Coluna Aparte – Barbas de molho

Muitos olhos não terão o brilho infantil de encantamento do presente recebido, servia o mais simples possível, vale a emoção de saber que tinha o direito de ser amado. Muitos devem dormir sentindo a fome apertar, sonhando com as delícias que muitas vezes sobram em outras ceias.

Fácil acreditar, afirmando, que no mundo não tenha o lugar de iguais para todos, parece que conta-se os privilegiados nos dedos, talvez por estupidez muitos ficam de fora da alegria de ganhar presentes com uma farta mesa. Mesmo que seja uma ilusão de uma data festiva, mesmo acontecendo de no outro dia a falta de tudo volte a constância.

Sempre afirmam a obrigação de agradecer pelo que nunca alcançam, ainda comprometem Deus, no típico “Se Deus quiser”, como se este senhor fosse culpado pela ganância humana. Procuram o salvador nos céus, pior saber que iludem os com pés na terra nas falsas promessas do amanhã vai melhorar.

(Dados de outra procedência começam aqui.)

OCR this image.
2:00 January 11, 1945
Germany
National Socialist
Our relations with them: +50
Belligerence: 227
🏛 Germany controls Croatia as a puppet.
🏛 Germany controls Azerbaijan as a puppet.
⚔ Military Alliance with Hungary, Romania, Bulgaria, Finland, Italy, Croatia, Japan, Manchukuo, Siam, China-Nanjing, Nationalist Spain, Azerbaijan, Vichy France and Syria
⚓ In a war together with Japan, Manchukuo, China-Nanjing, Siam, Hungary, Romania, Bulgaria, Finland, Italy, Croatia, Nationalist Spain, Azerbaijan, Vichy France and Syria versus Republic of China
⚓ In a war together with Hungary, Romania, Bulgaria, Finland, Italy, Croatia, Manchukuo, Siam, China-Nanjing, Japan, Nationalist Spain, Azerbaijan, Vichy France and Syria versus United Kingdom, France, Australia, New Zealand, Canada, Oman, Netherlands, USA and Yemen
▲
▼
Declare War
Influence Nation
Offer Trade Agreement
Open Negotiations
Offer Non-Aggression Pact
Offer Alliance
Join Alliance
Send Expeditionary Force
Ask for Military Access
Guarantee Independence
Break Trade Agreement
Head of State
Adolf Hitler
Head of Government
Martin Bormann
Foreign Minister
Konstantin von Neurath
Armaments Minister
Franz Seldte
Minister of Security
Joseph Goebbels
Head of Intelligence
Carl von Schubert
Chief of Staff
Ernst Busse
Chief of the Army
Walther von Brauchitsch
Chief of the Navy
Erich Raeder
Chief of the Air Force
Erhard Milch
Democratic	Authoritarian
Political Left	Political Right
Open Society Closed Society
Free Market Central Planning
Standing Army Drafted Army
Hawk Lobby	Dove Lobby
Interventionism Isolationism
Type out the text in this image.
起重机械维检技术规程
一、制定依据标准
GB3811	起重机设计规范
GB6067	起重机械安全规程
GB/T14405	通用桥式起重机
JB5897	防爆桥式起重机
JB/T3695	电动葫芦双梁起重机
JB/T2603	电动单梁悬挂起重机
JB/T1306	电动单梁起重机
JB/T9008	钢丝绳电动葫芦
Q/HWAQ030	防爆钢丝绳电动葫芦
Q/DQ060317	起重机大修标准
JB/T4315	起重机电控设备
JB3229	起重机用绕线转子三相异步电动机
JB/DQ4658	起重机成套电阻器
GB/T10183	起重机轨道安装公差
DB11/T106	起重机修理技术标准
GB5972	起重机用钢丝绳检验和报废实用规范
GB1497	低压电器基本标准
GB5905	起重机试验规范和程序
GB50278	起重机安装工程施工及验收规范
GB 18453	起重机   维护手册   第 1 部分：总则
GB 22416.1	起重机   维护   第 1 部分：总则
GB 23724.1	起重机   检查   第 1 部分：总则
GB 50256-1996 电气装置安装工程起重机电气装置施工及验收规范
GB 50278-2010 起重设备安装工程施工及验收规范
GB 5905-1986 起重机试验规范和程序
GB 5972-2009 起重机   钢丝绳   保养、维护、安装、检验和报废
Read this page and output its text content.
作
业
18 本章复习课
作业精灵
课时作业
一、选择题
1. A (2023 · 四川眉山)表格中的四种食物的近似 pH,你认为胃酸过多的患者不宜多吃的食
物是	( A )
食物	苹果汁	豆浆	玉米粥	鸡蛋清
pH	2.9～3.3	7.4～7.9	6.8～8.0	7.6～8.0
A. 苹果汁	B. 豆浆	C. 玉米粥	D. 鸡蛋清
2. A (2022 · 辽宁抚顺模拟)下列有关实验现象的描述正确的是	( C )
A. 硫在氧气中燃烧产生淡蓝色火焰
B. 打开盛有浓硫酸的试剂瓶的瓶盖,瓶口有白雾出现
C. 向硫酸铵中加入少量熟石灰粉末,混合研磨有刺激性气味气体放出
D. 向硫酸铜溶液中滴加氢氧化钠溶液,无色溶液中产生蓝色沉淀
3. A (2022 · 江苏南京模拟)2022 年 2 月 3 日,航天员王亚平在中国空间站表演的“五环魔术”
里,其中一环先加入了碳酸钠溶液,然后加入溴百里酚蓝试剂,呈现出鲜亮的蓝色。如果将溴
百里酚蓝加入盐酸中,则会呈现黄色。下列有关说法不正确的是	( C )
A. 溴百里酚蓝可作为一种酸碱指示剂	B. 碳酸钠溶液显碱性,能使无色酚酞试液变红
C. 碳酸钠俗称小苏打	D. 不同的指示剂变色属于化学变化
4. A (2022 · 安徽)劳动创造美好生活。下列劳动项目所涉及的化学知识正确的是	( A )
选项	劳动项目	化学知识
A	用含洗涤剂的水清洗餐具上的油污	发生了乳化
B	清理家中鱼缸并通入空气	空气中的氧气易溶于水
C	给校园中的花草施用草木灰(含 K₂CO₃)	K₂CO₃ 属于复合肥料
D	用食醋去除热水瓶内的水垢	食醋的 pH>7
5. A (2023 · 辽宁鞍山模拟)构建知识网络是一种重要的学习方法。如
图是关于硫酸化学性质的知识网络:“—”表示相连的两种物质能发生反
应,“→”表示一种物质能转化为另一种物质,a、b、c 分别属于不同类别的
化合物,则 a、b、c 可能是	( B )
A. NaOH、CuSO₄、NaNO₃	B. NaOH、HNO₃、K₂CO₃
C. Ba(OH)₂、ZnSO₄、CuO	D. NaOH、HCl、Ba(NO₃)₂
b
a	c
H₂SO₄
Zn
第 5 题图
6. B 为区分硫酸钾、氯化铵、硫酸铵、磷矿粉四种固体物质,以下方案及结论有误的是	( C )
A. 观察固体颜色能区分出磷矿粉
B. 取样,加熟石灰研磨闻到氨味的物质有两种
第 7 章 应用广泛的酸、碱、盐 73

Interessante que nunca chega a data de renovação de uma vida plena, nem no período do nascimento de Cristo. Triste ilusão o Natal dos pobres, serve para maltratar ainda mais que nem acredita em Papai Noel, velhinho da barba branca com saco furado para a maioria dos brasileiros.

Como fica tudo na mesma, vale um feliz Natal para todos.

  • Coluna Aparte publicada nas segundas-feiras, na página Política, no jornal O Imparcial.
  • Charge do Nuna.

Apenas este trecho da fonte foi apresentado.